There is a small orifice either in the water line at the solenoid valve or inside the solenoid valve itself that meters water to the ice maker. Review the service bulletin I've linked to below.
DH just replaced the water regulator on ours. It would overfill the ice cube tray and we would get a solid block of ice in the basin. He tried everything he could think of. . . making the cubes smaller, etc. Finally he researched and found the water regulator could be the problem. Ordered one on line and put it in. It has worked ever since. This is the second ice maker in our fridge. The first quit working and he ordered another on line and installed it.
Several suspects in order of where on the line they are
First: the Shut-off valve and optional inline filter (Closed/Clogged) Now the switch on the U-matic *1 The solenoid The line from the solenoid to the icemaker Iced up
1: Hook a 120 volt test light to the solenoid leads (you can pull 'em off while unplugged and hook 'em to a test light) have someone force cycle the ice maker by turning the big gear wheel in the direction of the arrow.. if the light comes on and goes off the ice maker itself is good.
Next hook it back up and again cycle it.. If water water everywhere but not a drop of ice.. Tub is broke.
A flat metal piece (Key. knife) that magnets stick to held near the solenoid (like 1/4 inch away) while the ice maker cycles should be attracted to the coil at some point, make sure it's flat to the coil or you should hear the "CLICK" as the valve opens.
NOTE: Solenoid valves vary in cost. from under 10 bucks to over 50, and nearly all of them are interchangable.

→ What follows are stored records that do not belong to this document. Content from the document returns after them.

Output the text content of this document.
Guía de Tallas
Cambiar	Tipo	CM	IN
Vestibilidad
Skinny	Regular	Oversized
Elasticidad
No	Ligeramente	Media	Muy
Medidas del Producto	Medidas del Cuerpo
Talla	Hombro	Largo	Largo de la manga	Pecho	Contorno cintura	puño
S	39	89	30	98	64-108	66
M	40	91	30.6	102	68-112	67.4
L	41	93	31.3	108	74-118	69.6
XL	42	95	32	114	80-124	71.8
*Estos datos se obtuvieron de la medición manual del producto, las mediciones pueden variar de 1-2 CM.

Ice makes initiate their harvest cycle when the mold cools to about 15 degrees. After that every is "timed". A timer motor turns the wiper to push out the formed ice cube. It runs till it stalls against the cube in the mold and hangs there until the mold heater warms up and the ice is released from mold. It pushes out the ice cubes and opens the water feed solenoid for a few seconds to allow fresh water into the mold and then the timer motor reaches the end of it's rotation, it stops and waits for the mold to cool down again so another harvest cycle can begin. The mold heater is controlled by the timer motor and a high temperature limit snap disk. That's pretty much to whole story on ice makers. If you understand how they work, troubleshooting them is a lot easier.

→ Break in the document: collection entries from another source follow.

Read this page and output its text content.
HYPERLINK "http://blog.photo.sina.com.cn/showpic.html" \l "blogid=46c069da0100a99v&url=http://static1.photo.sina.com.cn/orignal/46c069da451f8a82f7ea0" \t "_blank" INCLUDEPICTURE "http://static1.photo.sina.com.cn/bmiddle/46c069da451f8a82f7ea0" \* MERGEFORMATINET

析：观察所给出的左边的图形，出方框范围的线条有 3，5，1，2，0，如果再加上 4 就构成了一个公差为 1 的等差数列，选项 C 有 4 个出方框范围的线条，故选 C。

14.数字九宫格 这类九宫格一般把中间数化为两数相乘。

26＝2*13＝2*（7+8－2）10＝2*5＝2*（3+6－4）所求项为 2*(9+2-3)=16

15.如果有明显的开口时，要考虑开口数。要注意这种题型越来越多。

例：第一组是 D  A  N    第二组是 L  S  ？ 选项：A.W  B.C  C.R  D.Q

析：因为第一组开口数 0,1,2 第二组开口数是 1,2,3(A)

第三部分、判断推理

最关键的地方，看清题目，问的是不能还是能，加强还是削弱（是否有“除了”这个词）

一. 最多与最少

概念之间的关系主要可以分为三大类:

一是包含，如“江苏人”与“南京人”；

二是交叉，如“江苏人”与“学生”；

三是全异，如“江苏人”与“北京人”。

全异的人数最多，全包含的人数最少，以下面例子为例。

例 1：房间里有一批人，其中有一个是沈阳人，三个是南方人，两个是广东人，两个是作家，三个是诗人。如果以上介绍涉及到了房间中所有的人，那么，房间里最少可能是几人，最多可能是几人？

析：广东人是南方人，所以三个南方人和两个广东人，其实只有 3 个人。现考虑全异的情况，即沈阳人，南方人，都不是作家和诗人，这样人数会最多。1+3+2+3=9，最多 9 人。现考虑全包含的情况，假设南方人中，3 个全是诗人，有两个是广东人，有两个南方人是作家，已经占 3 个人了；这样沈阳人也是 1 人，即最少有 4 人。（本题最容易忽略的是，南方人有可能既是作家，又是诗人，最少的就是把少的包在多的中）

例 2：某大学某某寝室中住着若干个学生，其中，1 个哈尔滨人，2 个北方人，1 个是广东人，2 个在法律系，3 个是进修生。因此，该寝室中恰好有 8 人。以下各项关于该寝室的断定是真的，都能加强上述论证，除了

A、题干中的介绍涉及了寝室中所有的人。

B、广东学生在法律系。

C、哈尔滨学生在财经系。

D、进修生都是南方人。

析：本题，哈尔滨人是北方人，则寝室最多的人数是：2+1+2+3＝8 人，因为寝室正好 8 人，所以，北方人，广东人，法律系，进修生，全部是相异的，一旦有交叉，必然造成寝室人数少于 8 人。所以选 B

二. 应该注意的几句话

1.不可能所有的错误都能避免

If your mold isn't filling with water, the feed line is either plugged up or the solenoid isn't opening to allow water through it. Stay focused on that until you find the problem.
I'd download the service manual for your fridge. My Norcold 4 door has both icemaker and indoor water. My ice maker quit and i found the replacement at Lowes. MUCH CHEAPER that ordering from Norcold. Service manual is also very informative.
If you open the outside access panel to the reefer, you should be able to see the water line going to a valve and then going to a solenoid and then from the solenoid to the reefer. These solenoids frequently fail and are inexpensive and easy to replace. First thing would be to see if there is any water going to the solenoid - that would eliminate filter and other supply problems.